A. M. En France, le contrat de GPA est en effet illicite et n’a pas d’existence juridique. En outre, la France sanctionne pénalement les intermédiaires entre les mères porteuses et les clients. Or, que constatons-nous ? Que des sociétés étrangères de GPA, américaines, ukrainiennes, canadiennes, démarchent en toute impunité le marché français et vendent des GPA aux Français sur notre territoire. On l’a constaté de façon particulièrement visible au salon Désir d’enfant, mais partout en France, ces sociétés organisent des tournées de promotion commerciale, avec des rencontres pour présenter leurs offres de GPA et les vendre aux Français. Il y a eu déjà plusieurs plaintes, déposées notamment par Juristes pour l’enfance, et à ce jour, aucune poursuite. Alors même que le président de la République affirme que la GPA est la ligne rouge, la France laisse ces marchands de l’humain vendre en toute tranquillité et impunité leurs services. Il manque en France la volonté politique, et un engagement dans une Convention internationale serait un engagement politique autant que juridique essentiel pour passer de la complicité, résignation, indifférence à la protection efficace et déterminée de la dignité humaine contre la marchandisation.

S. d. V. Pourquoi avoir choisi précisément la ville de Casablanca pour réunir ces experts ?

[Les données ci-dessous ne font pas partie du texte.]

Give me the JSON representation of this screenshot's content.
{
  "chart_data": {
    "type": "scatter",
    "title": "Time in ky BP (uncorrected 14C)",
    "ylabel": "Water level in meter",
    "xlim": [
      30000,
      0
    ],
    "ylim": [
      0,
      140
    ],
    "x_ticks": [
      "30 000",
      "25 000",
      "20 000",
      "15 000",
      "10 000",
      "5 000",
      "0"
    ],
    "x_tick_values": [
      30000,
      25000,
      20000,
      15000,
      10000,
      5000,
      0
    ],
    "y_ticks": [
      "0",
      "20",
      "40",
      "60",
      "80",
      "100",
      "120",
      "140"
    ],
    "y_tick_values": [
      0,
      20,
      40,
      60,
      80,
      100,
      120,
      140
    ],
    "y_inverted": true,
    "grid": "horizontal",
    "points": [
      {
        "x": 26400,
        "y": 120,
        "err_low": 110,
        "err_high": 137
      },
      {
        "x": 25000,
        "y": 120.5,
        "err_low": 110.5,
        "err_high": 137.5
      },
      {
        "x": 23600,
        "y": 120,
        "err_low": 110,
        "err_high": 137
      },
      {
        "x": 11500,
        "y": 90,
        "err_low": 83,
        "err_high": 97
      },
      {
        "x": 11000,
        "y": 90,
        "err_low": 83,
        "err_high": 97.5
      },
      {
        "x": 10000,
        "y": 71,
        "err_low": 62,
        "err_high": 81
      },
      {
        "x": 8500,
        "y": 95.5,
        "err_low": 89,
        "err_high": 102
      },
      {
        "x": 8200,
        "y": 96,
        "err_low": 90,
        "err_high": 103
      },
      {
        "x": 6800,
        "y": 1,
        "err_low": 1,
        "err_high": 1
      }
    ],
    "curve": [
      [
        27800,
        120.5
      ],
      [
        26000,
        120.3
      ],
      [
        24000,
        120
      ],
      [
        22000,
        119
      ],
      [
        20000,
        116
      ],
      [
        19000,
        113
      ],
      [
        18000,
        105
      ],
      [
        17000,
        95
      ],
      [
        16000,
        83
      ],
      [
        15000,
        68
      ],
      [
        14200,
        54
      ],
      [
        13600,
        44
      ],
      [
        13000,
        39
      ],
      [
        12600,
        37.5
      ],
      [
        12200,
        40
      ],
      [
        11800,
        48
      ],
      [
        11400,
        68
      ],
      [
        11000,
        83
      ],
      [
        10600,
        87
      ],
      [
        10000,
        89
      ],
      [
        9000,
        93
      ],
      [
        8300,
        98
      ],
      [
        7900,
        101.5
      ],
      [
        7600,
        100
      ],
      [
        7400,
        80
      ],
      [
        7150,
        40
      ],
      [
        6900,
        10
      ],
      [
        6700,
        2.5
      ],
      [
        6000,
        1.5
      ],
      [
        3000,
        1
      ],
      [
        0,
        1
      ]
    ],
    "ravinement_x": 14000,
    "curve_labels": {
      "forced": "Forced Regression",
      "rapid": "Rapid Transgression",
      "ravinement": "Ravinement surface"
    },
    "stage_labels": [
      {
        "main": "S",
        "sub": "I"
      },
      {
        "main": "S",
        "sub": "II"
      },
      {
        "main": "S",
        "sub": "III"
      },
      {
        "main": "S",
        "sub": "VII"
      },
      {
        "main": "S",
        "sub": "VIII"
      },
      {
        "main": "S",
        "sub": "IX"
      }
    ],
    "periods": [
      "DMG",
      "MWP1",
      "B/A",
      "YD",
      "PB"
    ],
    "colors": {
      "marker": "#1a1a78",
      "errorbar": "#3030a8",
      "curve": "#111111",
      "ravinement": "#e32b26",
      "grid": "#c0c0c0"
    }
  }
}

A. M. Il est clair que ce sommet d’experts aurait pu se tenir à beaucoup d’autres endroits ! Le choix de Casablanca s’est pourtant imposé très vite : d’abord, la législation du Maroc est exemplaire puisque la loi interdit explicitement la GPA et sanctionne pénalement le recours à cette pratique. Ensuite, le Maroc est un pays qui jouit d’une grande stabilité politique, que les étrangers peuvent visiter en toute sécurité, un pays d’histoire et de culture… Et, pour finir, la ville de Casablanca est connue dans le monde entier, c’est un terme facile à prononcer dans toutes les langues et tout à fait indiqué pour donner son nom à une déclaration : c’est ainsi que le texte présenté le 3 mars est déjà devenu la Déclaration de Casablanca pour l’abolition universelle de la GPA.

S. d. V. Quelle est la prochaine étape ?

A. M. Le 3 mars était une réunion d’experts. La prochaine étape est d’avoir la même chose avec des représentants des États, une sorte de COP de la GPA. Nous souhaitons faire connaître la Déclaration de Casablanca et la proposition de Convention internationale qu’elle comporte au sein des instances internationales, à commencer par l’ONU : le sommet du 3 mars a été ouvert par deux membres du Comité des droits de l’enfant de l’ONU, qui ont fait part de leur intérêt pour nos travaux et du fait que le Comité des droits de l’enfant est concerné par cette question des conséquences de la GPA pour les enfants. Nous voulons, bien sûr, aller plus loin, et tout le monde peut contribuer : le groupe d’experts a fait le choix que la Déclaration de Casablanca ne soit rattachée à aucune ONG, aucune structure, afin que ce ne soit pas la Déclaration de untel ou de tel autre mais la Déclaration de tous : si un gouvernement, une ONG, une organisation veut s’approprier ce projet, il n’y a pas d’autorisation à demander, il est libre de droits et à la disposition de tous ceux qui veulent soutenir cette démarche internationale jusqu’à l’abolition universelle de la GPA.